Scompenso, allarme mondiale

Si terrà in ottobre un «focus» internazionale che metterà a confronto i migliori cardiologi europei e americani

Ignazio Mormino

Lo scompenso cardiaco è sempre più frequente. Viene spesso diagnosticato in pazienti che hanno subito un infarto e non rispettano i protocolli diagnostici loro prescritti; in una minore percentuale di casi, può colpire soggetti apparentemente sani ma di età superiore a sessant’anni.
Il professor Stefano de Castro, dell’Università la Sapienza di Roma, è convinto della sua pericolosità ma sostiene che in passato l’esito di molte patologie cardiovascolari (in primo luogo dell’ischemia coronarica) era la morte; quindi lo scompenso diventa - se così si può dire - un male minore. «I farmaci, gli stent e la cardiochirurgia - dice - prolungano certamente la vita ma talvolta lasciano qualche coda».
Lo scompenso cardiaco è la «coda» più temibile: complica la vita di chi ne soffre (il sintomo dominante è la dispnea) e richiede un controllo quotidiano sia dell’alimentazione che delle attività «esterne». Molti scompensati devono rinunziare al lavoro, altri devono ridurlo. De Castro conferma il suo ottimismo: «Il segreto è disporre di una diagnosi precoce e di una cura adeguata. Oggi la diagnosi di scompenso non è più una diagnosi infausta: molti pazienti, rispettosi delle indicazioni ricevute, superano tranquillamente gli ottant’anni».
Nei soggetti refrattari ai farmaci, aggiunge, si impianta un pacemaker biventricolare e si ricorre (se necessario) anche a un defibrillatore per ottenere la resincronizzazione cardiaca.
Proprio in questi giorni è partito un «Focus» sullo scompenso cardiaco che vede impegnati l’Università La Sapienza di Roma, il Cardiocentro Ticino di Lugano e il New England Medical Center di Boston. Sessanta cardiologi, tutti di alto livello (De Castro è il coordinatore per l’Italia) si incontreranno periodicamente per confrontare i risultati delle loro ricerche. Il primo appuntamento, con la collaborazione di Takeda e di Philips, è fissato per ottobre al Cardiocentro Ticino di Lugano. Si parlerà di epidemiologia (negli ultimi sei anni, in Italia, i casi di scompenso cardiaco sono raddoppiati) ma anche di procedure diagnostiche. Per la sua esperienza, il professor De Castro mette al primo posto l’ecocardiografia (specialmente quella tridimensionale) senza sottovalutare il contributo dell’elettrocardiogramma. L’ecocardiografia, aggiunge, dà risposte precise, che possono subito indirizzare il cardiologo.

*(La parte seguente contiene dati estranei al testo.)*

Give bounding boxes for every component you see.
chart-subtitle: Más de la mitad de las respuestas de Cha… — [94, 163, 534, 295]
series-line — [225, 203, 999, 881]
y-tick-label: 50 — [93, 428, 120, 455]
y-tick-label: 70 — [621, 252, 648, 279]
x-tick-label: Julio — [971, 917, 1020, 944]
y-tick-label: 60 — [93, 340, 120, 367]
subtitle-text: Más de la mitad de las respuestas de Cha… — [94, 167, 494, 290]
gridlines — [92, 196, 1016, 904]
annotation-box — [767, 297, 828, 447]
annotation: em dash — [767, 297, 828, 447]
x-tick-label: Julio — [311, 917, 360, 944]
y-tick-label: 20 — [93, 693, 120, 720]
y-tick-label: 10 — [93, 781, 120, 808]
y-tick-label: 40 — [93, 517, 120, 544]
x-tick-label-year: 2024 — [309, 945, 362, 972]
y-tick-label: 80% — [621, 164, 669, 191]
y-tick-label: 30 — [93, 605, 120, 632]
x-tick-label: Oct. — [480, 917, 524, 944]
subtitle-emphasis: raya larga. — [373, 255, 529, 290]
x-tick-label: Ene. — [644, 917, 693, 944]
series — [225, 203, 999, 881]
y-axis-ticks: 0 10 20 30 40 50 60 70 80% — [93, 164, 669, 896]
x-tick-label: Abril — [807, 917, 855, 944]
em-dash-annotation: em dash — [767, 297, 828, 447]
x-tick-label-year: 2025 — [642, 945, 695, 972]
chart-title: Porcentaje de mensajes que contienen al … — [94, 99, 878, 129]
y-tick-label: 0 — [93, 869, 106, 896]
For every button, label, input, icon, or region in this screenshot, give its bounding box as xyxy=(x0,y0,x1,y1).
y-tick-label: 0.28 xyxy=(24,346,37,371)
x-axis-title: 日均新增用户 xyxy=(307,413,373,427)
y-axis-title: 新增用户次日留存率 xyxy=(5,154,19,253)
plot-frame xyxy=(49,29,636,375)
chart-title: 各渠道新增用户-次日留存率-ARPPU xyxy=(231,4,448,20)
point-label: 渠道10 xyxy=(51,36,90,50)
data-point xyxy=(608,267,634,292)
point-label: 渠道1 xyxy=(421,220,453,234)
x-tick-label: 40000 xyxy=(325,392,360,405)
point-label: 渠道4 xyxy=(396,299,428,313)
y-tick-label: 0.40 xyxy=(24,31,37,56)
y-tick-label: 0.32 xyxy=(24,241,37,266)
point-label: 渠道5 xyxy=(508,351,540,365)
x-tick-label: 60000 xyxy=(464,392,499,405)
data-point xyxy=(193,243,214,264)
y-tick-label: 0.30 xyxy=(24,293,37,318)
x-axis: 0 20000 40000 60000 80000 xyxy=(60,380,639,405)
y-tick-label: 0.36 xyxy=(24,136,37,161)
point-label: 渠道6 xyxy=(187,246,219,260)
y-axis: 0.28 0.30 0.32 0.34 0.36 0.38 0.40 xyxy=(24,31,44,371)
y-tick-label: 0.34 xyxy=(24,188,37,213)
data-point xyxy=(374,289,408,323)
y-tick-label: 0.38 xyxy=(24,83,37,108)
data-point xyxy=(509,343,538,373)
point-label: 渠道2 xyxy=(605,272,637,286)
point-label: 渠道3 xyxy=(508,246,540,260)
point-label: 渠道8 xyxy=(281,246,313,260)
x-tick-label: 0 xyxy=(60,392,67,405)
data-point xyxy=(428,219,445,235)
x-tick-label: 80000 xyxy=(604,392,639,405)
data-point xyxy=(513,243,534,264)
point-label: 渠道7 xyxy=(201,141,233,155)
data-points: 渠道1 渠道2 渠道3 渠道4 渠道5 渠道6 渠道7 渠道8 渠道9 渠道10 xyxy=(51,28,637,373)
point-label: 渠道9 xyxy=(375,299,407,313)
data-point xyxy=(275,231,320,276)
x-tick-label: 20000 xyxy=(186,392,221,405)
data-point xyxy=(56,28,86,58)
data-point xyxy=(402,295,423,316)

Scopo dichiarato di questo Focus internazionale - che nel 2006 prevede soltanto incontri in Europa ma nel 2007 interesserà anche gli Stati Uniti d’America con un incontro a Boston, dedicato in particolare alle nuove metodiche diagnostiche - è quello di ridurre in misura consistente la mortalità da scompenso cardiaco e, in seconda istanza, quello di rendere più serena, la vita degli scompensati. «Anche per loro, come per tutti i cardiopatici - dice de Castro - vale la regola ferrea d’una aderenza totale alle prescrizioni».